FullSizeRender (14)During the summer of 1992, I saw the actor John Malkovich. In person. He’s the actor who plays one of the old guys in the movie, Red. The weirdest old guy in the movie, if that helps you place him. He’s also the actor who played Lenny in Of Mice and Men alongside Gary Sinise. He also played the presidential assassin of In the Line of Fire who was eventually hunted down by Clint Eastwood. He played himself in Being John Malkovich, a photojournalist in Cambodia in The Killing Fields and a downright, really bad, despicable man in Dangerous Liaisons. Nearly all of Malkovich’s movies contain unique characters that the actor is able to pull off in the most believable way. He has been in loads of other films, but these are the ones that to me exemplify his ability to capture idiosyncratic characters believably.

Notice that I say I saw John Malkovich. I did not approach him. I did not speak to him. I merely leered. My husband and I and another couple were having coffee at the Farmer’s Market on a cool, sparkling morning in Los Angeles. There were probably foodstuffs and produce to purchase somewhere in the market, but we were just there to hang out. As we sat there, I noticed a scruffy, shabbily-dressed man hastily walk by. I immediately recognized him.

“That was John Malkovich,” I quietly told my friends. They discreetly and slowly turned to confirm it, and yes, oh my gosh, that is him, they said. He continued walking into an open-air newspaper stand/bookstore next to the scattering of tables and chairs that we occupied. I followed, surprising myself with my sense of daring and willingness to annoy. He looked at some magazines or newspapers in the bookstore and gathered no attention.

Based on the characters he so effectively portrayed in films, I was a little scared of him. Sure, he had only been acting when he shot the two men point-blank in In the Line of Fire, but my only exposure to the actor at that point had been in seeing him play characters fit to be feared. Even in Of Mice and Men, Lenny is sweet and unknowing; however, he is also, in the end, a murderer.

In addition, it was clearly obvious Malkovich did not want to be bothered. He didn’t want to be recognized. His incognito dress seemed to indicate that: wrinkled beige cotton or linen tunic and loose-fitting painter’s pants, a doo rag, sunglasses. It seems he was also carrying a satchel or bag slung across his body like a shield to protect him from those pesky and annoying star-crazed fans. What would I say to him anyway? Nice weather we’re having, isn’t it?

My fear kept me from asking for the obligatory photograph. I had left my camera at the table with my friends so going to get it after asking for a photo would, I speculated, turn the casual encounter into more of an event than Malkovich would tolerate.

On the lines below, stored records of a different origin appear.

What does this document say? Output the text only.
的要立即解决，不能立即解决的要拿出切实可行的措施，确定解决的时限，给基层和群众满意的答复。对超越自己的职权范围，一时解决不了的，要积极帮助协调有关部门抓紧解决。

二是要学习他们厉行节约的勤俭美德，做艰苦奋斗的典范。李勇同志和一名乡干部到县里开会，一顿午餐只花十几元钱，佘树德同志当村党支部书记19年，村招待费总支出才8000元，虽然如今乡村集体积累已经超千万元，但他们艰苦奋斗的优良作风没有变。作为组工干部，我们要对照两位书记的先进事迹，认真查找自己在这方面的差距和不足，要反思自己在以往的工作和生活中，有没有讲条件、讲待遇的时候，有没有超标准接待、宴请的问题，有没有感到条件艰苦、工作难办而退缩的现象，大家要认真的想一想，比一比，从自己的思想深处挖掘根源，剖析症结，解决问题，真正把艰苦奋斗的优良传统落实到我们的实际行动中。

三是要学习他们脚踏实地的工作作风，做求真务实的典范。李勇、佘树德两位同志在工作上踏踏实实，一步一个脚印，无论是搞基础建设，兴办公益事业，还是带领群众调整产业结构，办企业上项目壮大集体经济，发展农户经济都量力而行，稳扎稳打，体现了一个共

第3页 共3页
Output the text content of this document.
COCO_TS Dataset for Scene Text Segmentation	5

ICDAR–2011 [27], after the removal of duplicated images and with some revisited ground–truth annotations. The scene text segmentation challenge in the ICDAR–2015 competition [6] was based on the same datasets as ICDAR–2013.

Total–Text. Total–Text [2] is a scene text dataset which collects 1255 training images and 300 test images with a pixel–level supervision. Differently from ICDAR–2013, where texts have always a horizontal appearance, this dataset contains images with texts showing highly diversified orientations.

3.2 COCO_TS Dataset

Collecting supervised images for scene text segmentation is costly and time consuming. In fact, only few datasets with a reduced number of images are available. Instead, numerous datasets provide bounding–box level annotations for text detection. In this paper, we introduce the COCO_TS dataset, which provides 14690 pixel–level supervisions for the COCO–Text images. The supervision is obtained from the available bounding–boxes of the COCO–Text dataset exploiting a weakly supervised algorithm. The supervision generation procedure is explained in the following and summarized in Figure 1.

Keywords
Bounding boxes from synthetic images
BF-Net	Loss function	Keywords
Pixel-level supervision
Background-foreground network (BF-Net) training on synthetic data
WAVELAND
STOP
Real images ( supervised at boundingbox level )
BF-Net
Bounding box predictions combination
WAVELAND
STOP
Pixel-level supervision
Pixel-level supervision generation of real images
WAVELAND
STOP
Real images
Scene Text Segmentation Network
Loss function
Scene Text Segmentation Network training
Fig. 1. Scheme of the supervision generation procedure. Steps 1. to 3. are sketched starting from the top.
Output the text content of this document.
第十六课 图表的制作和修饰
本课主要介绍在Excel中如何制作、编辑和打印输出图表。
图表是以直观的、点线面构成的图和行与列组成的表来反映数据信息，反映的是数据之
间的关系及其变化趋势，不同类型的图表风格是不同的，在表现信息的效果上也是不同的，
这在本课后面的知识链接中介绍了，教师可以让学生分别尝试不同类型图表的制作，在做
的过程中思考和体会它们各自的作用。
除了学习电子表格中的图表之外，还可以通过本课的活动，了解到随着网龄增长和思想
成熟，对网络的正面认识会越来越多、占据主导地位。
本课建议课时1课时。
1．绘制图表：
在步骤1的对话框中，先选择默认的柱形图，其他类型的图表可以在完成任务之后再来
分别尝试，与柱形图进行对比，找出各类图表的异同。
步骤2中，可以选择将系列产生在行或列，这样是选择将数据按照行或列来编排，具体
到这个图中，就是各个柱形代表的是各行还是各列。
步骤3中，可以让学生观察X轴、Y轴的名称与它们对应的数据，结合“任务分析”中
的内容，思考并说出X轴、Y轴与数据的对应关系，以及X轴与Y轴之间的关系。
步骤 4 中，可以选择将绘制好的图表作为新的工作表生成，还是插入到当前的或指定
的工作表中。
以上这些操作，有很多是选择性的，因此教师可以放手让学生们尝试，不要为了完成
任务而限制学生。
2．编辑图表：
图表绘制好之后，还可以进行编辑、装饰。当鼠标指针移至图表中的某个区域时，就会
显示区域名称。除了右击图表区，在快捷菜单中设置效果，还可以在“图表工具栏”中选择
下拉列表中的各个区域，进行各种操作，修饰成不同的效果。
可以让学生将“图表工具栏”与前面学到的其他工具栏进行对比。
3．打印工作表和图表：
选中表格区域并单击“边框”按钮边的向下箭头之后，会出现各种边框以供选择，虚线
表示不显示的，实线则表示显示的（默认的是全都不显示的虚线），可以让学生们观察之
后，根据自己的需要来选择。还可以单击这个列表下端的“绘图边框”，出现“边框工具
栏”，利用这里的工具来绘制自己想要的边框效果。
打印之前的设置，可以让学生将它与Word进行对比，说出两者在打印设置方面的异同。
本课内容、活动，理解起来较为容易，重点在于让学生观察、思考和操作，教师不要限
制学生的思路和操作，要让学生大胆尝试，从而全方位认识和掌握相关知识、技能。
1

True, I could have retrieved the camera before asking for a photograph, but I didn’t consider that because, as an annoying, star-crazed fan, I wasn’t thinking clearly. Besides, he might have that plastic gun on him that he made by hand in his seedy apartment back when he was trying to murder the president.

So I just eyed him from about twelve feet away, pretending to scan the headlines on a carousel rack of newspapers at the store’s edge. It was enough. I had seen “the” John Malkovich, a big-time celebrity in the flesh. It was my own personal brush with someone else’s fame.

Now, whenever I see Malkovich in a movie, I think about our near encounter. Pretty famous guy. Well-respected. Should have asked for a photograph. He probably would have acquiesced and been an interesting person to have what would most likely have been an uninteresting conversation with. Oh, well. Usually now when I see him in a movie, I say to my husband,“Hey, there’s my friend, John Malkovich.” And then without lifting our eyes from the screen, we chuckle, and continue watching the movie.